En el siglo IV o V de la Era de Cristo un estudiante ejercitó en mí su mano de copista. Cortó las maderas que me conforman, y fabricó su cuaderno de trabajo. Era, es, hermoso lo que escribió en mí: la arenga de Sócrates a Demónico, un texto, como todos los del filósofo griego, muy de moda en el Egipto helenístico.
Como sólo soy un cuaderno de trabajo, no me guardó el estudiante en
ninguna biblioteca. Me dejó sobre su mesa, me perdí entre otros muchos objetos, en su casa de la ciudad romano-bizantina de Kellis, que hoy llamáis Ismant-el-Gharab, y que fue ocupada desde la época tolemaica hasta final del período cristiano.
Luego, Kellis desapareció bajo la arena de Egipto, que tan bien sabe guardar sus tesoros.
En el siglo XX he vuelto a la luz, y conmigo, que nada valgo, que sólo soy un humilde pedazo de madera, los restos de un árbol que hace cientos de años que es sólo polvo entre el polvo, han resurgido las palabras eternas de un filósofo.

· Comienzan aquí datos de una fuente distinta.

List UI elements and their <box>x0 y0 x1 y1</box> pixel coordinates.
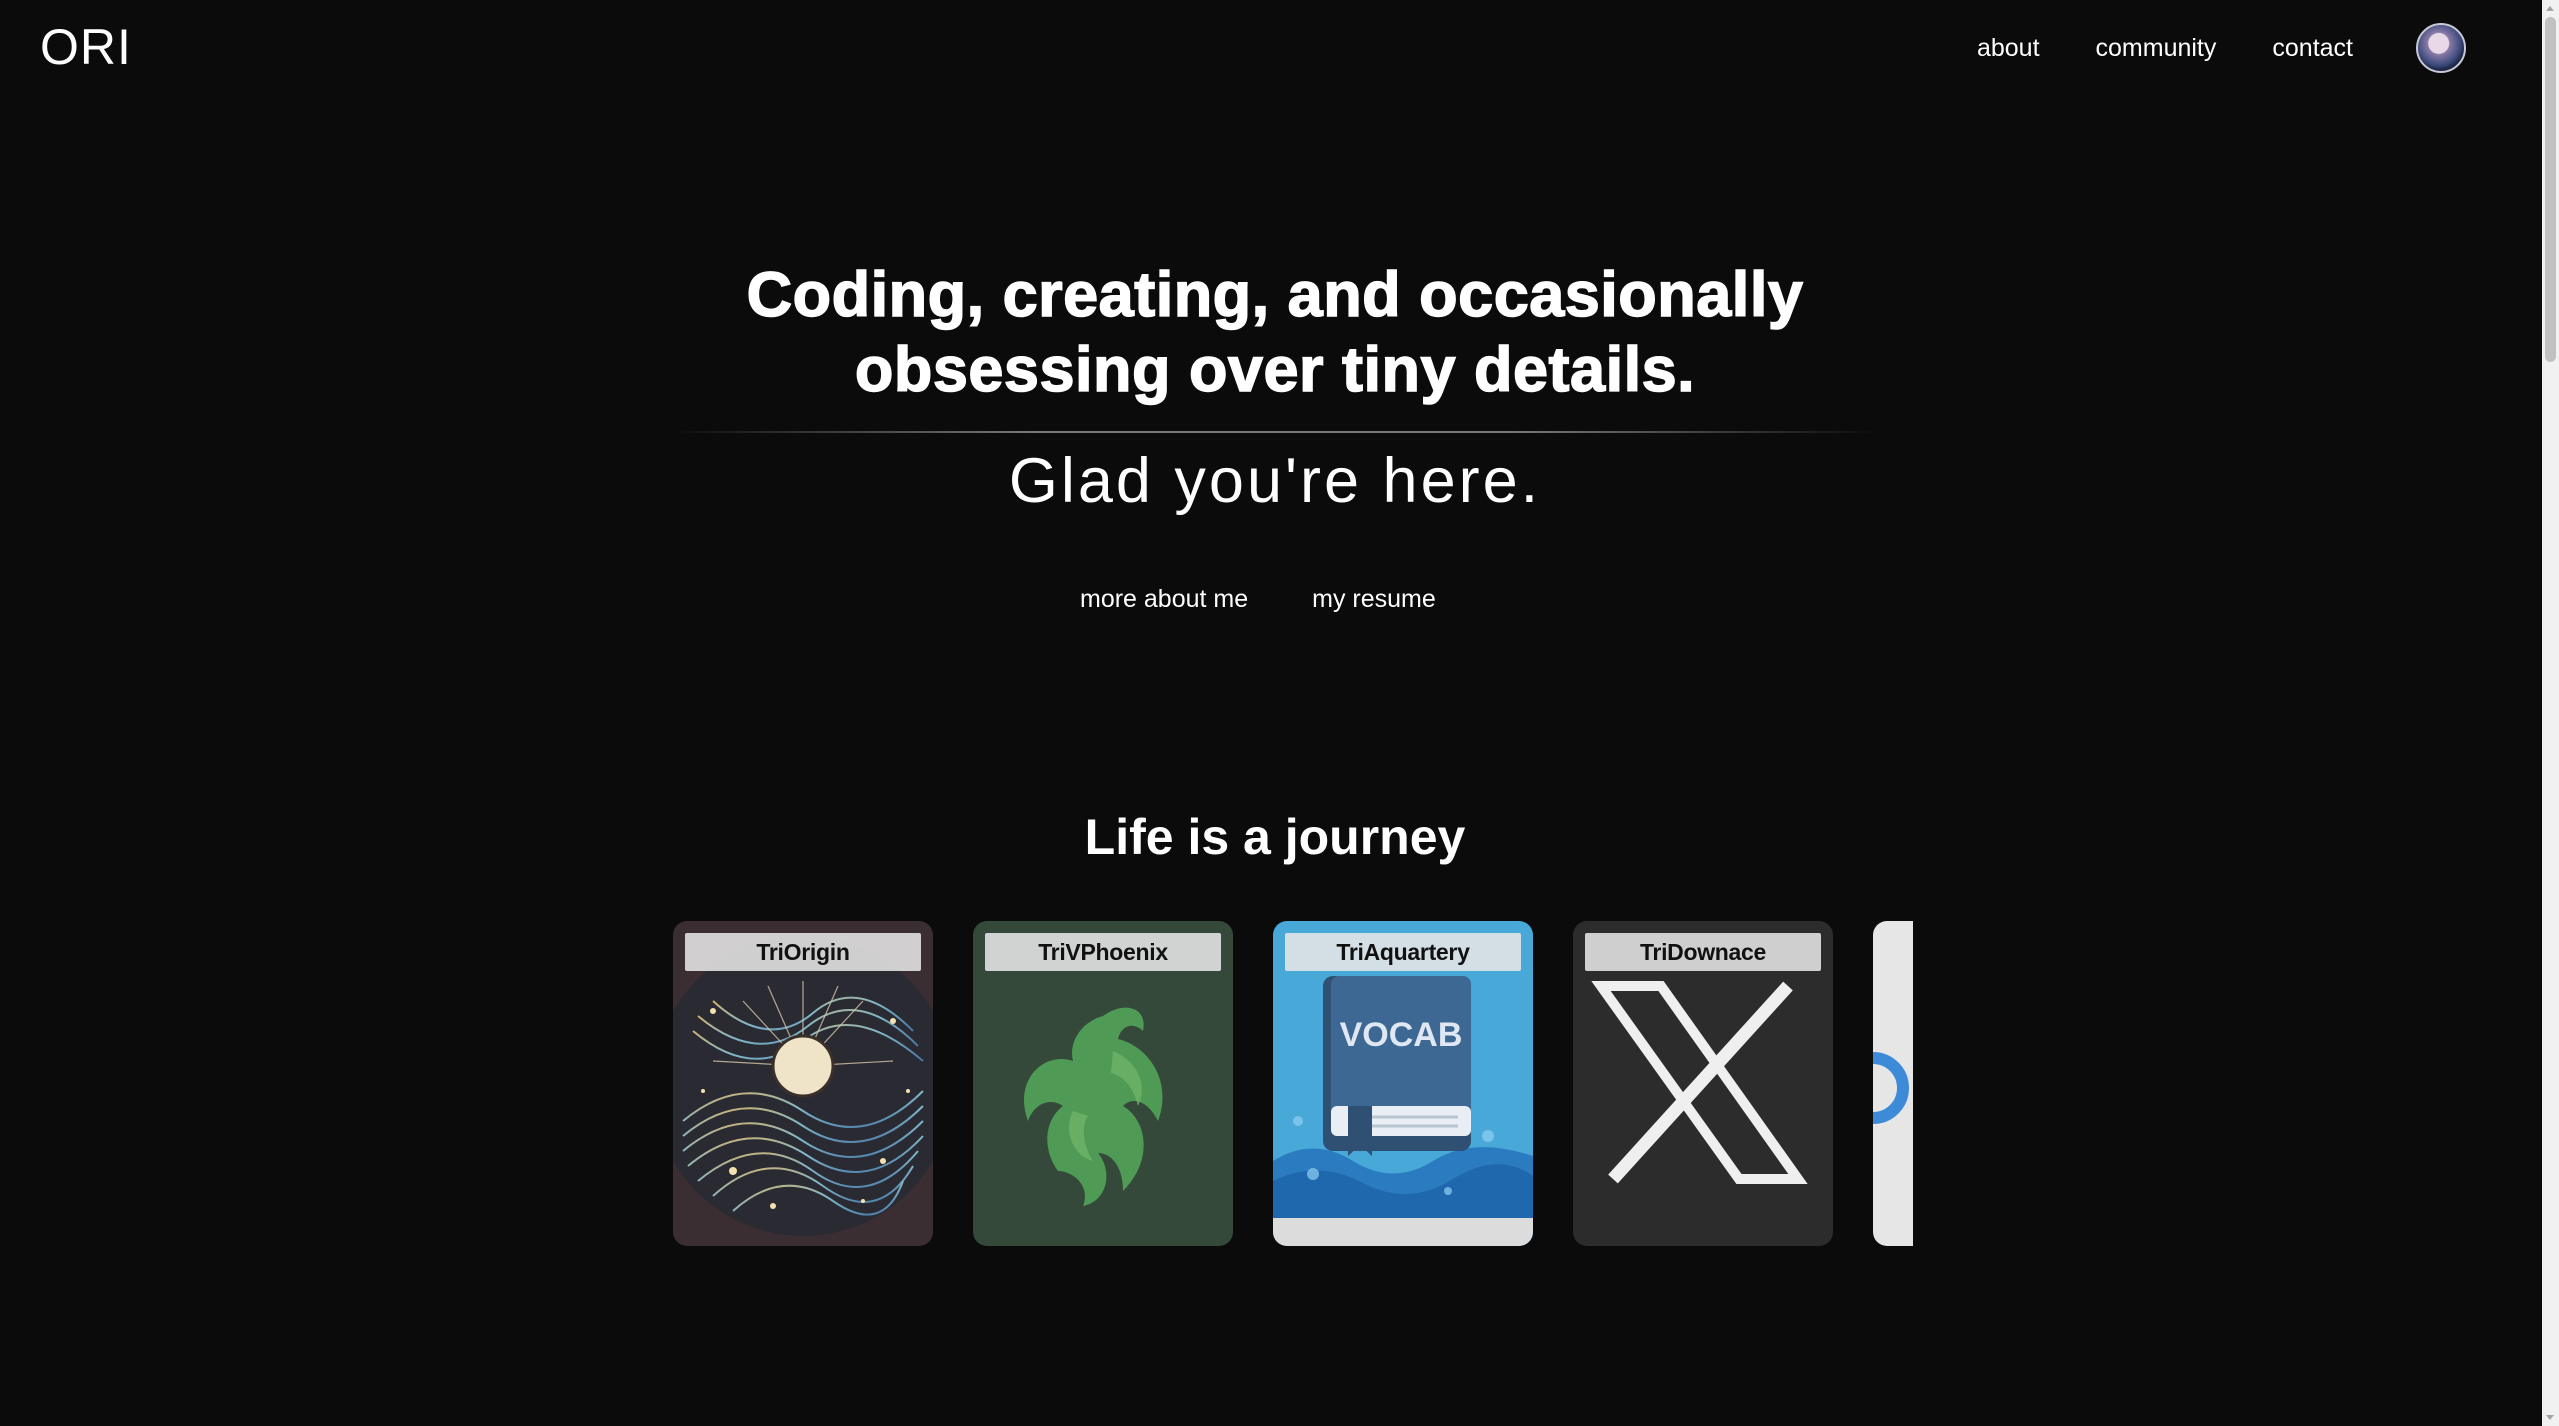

Sus consejos y exhortaciones morales a un joven discípulo. Ideas que fueron válidas hace 1.600 años y lo son para vosotros.
Nunca mueren las palabras de un filósofo. En madera, en pergamino, en piedra, quizá hayan dormido sueño de siglos en el fondo de la historia; pero surgen una y otra vez, imperecederas, abriéndose camino en el tiempo, iluminando el camino una y otra vez.
Quizá algunos excavadores sueñen con joyas. Con alzar entre sus manos, como hizo Schliemann, la corona de un rey. La espada de un guerrero. El collar de una reina. Yo sólo soy madera. Y sin embargo, valgo más que una joya que reluzca al sol.
Porque yo traigo en mí, grabadas para siempre por el cálamo del estudiante, palabras de sabiduría.
Las palabras de Sócrates. Sus enseñanzas para la vida. Sus consejos para caminar.
Un collar puede ser sustituido. Una idea nunca. La belleza de las palabras enhebradas son perlas para el collar de la paloma, como dijo el poeta árabe. Son alas de mariposa ºagitando el viento de nuestros sueños. Son gotas de agua destellando en una rama: se mueven, se unen, forman pequeños riachuelos que desembocan en el alma.
Así, yo os he traído, desde las arenas de Egipto, un tesoro de palabras. Palabras griegas, como las pronunció Sócrates, como sonaron en labios de Alejandro, de Pericles, de Platón.
Es el lenguaje de los dioses del Olimpo.
Son las ideas de los filósofos.
Soy sólo un pedazo de madera. Soy el cofre que guarda el mejor de los tesoros.